The gross international reserves of the Bangko Sentral ng Pilipinas rose to a record $85.90 billion at the end of September this year from $85.79 billion a month ago, the central bank said in a statement Friday.
The September figure surpassed Bangko Sentral’s reserves target of $82.7 billion this year.
Deputy Governor Nestor Espenilla Jr. attributed the increase mainly from the national government’s net foreign currency deposits, Bangko Sentral’s foreign exchange operations and income from investments abroad.
Contributing to the rise was the revaluation adjustments on Bangko Sentral’s gold holdings resulting from the increase in the price of the precious metal in the international market.
They were partially offset by payments made by the national government for maturing foreign exchange obligations.
“The end-September GIR level can cover 10 months’ worth of imports of goods and payments of services and income.
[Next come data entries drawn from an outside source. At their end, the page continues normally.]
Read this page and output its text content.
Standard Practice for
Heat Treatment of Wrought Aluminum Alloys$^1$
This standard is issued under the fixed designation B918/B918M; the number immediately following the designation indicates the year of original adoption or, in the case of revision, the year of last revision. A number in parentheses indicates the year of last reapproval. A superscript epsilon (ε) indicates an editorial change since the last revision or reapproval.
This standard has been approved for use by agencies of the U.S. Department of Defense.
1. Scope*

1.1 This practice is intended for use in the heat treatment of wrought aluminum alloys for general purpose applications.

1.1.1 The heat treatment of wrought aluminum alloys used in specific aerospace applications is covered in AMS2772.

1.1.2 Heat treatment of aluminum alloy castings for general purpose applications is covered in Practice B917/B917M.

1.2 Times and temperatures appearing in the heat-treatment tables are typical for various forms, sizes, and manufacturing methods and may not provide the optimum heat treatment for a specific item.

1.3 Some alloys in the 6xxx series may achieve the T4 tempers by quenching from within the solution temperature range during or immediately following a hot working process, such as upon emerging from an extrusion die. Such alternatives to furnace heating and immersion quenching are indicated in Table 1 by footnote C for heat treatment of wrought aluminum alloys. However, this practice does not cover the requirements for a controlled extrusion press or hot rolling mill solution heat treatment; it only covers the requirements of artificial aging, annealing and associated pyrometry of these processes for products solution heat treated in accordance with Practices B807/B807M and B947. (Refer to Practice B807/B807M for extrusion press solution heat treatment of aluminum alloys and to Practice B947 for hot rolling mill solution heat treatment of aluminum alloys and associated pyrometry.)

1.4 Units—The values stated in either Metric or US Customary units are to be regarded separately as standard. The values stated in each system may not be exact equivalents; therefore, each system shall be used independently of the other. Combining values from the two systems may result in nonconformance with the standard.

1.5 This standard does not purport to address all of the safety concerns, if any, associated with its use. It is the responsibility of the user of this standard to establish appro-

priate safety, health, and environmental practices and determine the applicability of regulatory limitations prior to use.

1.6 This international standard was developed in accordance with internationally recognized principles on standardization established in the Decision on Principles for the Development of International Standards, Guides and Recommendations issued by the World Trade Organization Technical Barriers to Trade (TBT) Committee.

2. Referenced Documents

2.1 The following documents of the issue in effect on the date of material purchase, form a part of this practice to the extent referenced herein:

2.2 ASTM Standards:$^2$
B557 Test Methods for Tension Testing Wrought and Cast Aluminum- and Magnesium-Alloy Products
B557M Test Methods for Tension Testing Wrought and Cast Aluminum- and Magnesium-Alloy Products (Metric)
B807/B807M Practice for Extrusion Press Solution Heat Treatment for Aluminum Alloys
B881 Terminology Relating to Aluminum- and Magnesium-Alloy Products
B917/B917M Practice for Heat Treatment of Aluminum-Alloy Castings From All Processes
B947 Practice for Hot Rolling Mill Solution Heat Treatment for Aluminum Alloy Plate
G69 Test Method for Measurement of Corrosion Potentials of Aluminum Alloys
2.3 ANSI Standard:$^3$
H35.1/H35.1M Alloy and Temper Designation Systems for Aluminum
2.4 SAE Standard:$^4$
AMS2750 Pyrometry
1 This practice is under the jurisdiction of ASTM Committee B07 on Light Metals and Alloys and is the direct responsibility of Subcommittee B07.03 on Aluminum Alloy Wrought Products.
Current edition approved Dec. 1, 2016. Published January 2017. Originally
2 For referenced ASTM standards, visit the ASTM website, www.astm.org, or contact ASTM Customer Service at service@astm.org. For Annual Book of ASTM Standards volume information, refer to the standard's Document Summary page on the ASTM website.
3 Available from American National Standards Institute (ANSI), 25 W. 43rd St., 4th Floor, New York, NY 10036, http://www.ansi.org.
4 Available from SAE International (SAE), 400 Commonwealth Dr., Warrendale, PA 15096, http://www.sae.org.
It is also equivalent to six times the country’s short-term external debt based on original maturity and 4.3 times based on residual maturity,” Espenilla said.
Short-term debt based on residual maturity refers to outstanding external debt with original maturity of one year or less, plus principal payments on medium- and long-term loans of the public and private sectors falling due within the next 12 months.
Data showed the value of gold holdings in September rose to $8.31 billion from $8.26 billion a month ago.
Net international reserves, which refer to the difference between Bangko Sentral’s GIR and total short-term liabilities, also increased by $0.11 billion to $85.89 billion from the end-August NIR of $85.78 billion.
The Bangko Sentral expects reserves to rise to $82.7 billion by the end of 2016, or equivalent to nine months’ import cover. The increase would be triggered by the expected stability in the overall balance of payments surplus this year of $2 billion, the same level as in 2015.
The current account surplus this year is expected to be slightly higher at $5.8 billion, equivalent to 1.9 percent of the gross domestic product, compared to $5.7 billion in the December 2015 estimate.